À noter que la chambre disciplinaire de première instance avait infligé au praticien une sanction d’interdiction d’exercer la médecine, pendant une durée d’un an.
L'article R. 4127-19 du code de la santé publique, dispose que :
« La médecine ne doit pas être pratiquée comme un commerce. Sont interdits tous procédés directs ou indirects de publicité (…) ».
Puis l'article R. 4127-24 dudit code interdit au médecin : « (...) -toute ristourne en argent (...) ».
Sur le grief tenant à la communication, la caisse primaire d’assurance maladie du Val-d’Oise avait informé le conseil départemental du Val-d’Oise de l’Ordre des médecins de la présence « dans des lieux publics » de cartes de visite du Dr A portant la mention « Médecine esthétique / Paris et région parisienne » ainsi que les numéros de téléphone et l’adresse électronique de l’intéressé.

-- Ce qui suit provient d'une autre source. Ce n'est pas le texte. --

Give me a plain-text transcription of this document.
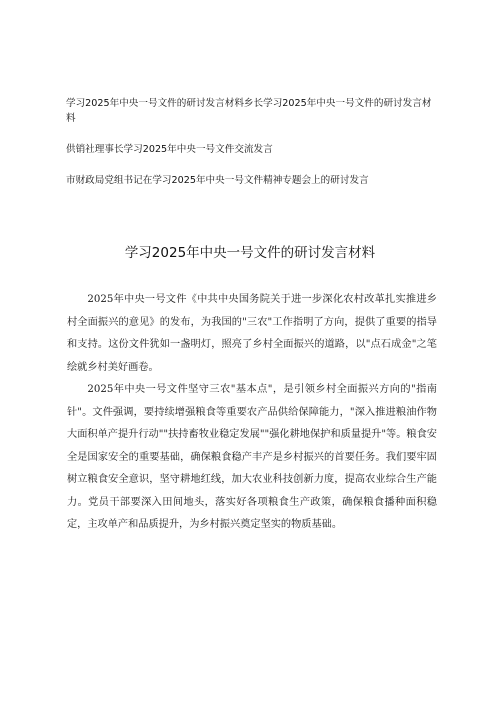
学习2025年中央一号文件的研讨发言材料乡长学习2025年中央一号文件的研讨发言材料

供销社理事长学习2025年中央一号文件交流发言

市财政局党组书记在学习2025年中央一号文件精神专题会上的研讨发言

学习2025年中央一号文件的研讨发言材料

2025年中央一号文件《中共中央国务院关于进一步深化农村改革扎实推进乡村全面振兴的意见》的发布，为我国的"三农"工作指明了方向，提供了重要的指导和支持。这份文件犹如一盏明灯，照亮了乡村全面振兴的道路，以"点石成金"之笔绘就乡村美好画卷。

2025年中央一号文件坚守三农"基本点"，是引领乡村全面振兴方向的"指南针"。文件强调，要持续增强粮食等重要农产品供给保障能力，"深入推进粮油作物大面积单产提升行动""扶持畜牧业稳定发展""强化耕地保护和质量提升"等。粮食安全是国家安全的重要基础，确保粮食稳产丰产是乡村振兴的首要任务。我们要牢固树立粮食安全意识，坚守耕地红线，加大农业科技创新力度，提高农业综合生产能力。党员干部要深入田间地头，落实好各项粮食生产政策，确保粮食播种面积稳定，主攻单产和品质提升，为乡村振兴奠定坚实的物质基础。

La chambre nationale disciplinaire a considéré sans aucune ambiguïté et conformément à sa jurisprudence traditionnelle, que :
« La diffusion en nombre de ces cartes de visite, affichant de surcroît la mention « médecine esthétique » qui n’a aucun contenu médical et seulement une portée commerciale, constitue une pratique à caractère publicitaire (…). Il en résulte que la diffusion de ces documents constitue, de la part du Dr A, un manquement aux dispositions précitées de l’article R. 4127-19 du code de la santé publique ».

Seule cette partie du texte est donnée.